All the men crossed into Syria illegally at various points over the last several years with the help of smugglers, risking prison sentences of up to 10 years imposed by the authorities in Iraqi Kurdistan, which is also fighting ISIS but hostile to the YPG. All volunteers must pass through the YPG’s training academy, a one-month course that some complain is heavy on ideology and light on military training. Others find the YPG’s leftist ideals appealing.

“I like the fact that it’s a feminist, democratic, secular revolution,” said Macer Gifford, the nom de guerre of a 30-year-old British citizen from Cambridge who has been in northern Syria for three years, first as an aid worker, then later as a fighter for the Syriac Military Council, one of the pro-YPG militias fighting ISIS.

Turkey considers the YPG a terrorist organization, and its foreign fighters have been vilified by Turkey, as well as their home countries. One US official in Syria complained that many of the volunteers were war junkies, ex-soldiers looking for a fix, or akin to tourists seeking a thrill. They wear high-end military gear, including knee pads and night-vision goggles, and appear eager to rush to the most forward positions. Jake Reiter, a 25-year-old American from St. Louis, said he decided to join the war against ISIS after he was discharged from the Army early over what he called a technical foul-up. “I obviously failed to fulfill my contract to my country, and I had to help out some other people in some other way,” he said. “ISIS is obviously not a good group.”

The volunteers sometimes seem disturbingly out of place in a war zone. One day in mid-July, for example, Reiter and a British volunteer were dropped at a command post near the western front of Raqqa. Speaking little Kurdish and no Arabic, they were confused, wondering nervously if they were lost in the middle of contested territory around ISIS-controlled Raqqa. They struggled to figure out if they were where they were supposed to be. But the fighters at the outpost welcomed them, and invited them to stay for an offensive to take a small enclave of Raqqa the next day. They eagerly took part.

Volunteering to fight ISIS is a perilous endeavor. At least three US volunteers reportedly died fighting against ISIS in Raqqa in July.

All the foreign fighters worry about being potentially hassled by their governments if and when they return home. One of Howard’s colleagues told him he was invited for a chat with the FBI six months after he arrived back in the US. They’d been tracking his movements and phone calls since the moment he landed, he said. But they only wanted to know whether he’d encountered any strong anti-American sentiments among the foreign volunteers he’d encountered abroad, said Howard.

“We have nothing to hide here,” said Howard. “We’re literally out here to defend our lives and defend the lives of our friends.”

For Howard, coming to Syria was a way to give his life value, risking his own skin to take up what he considered a just cause — defending the victims of ISIS — as well as a way to escape the malaise and mediocrity that characterizes daily life in the US.

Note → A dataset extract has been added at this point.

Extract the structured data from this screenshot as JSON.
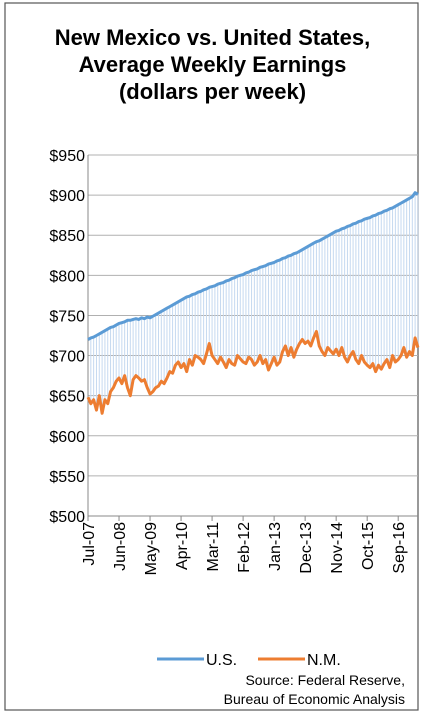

“These are just some people you see on the news at six o’clock and you change the channel and watch Seinfeld,” he said, referring to the Middle Eastern victims of ISIS, as well as those fighting the militants.

“But these are people. This is my friend Amir,” he said, slapping a young fighter on the back.

“These are good men and women,” he said. “They’re people worth fighting for. At least for me, I’m not going to change the channel and watch Seinfeld any more.”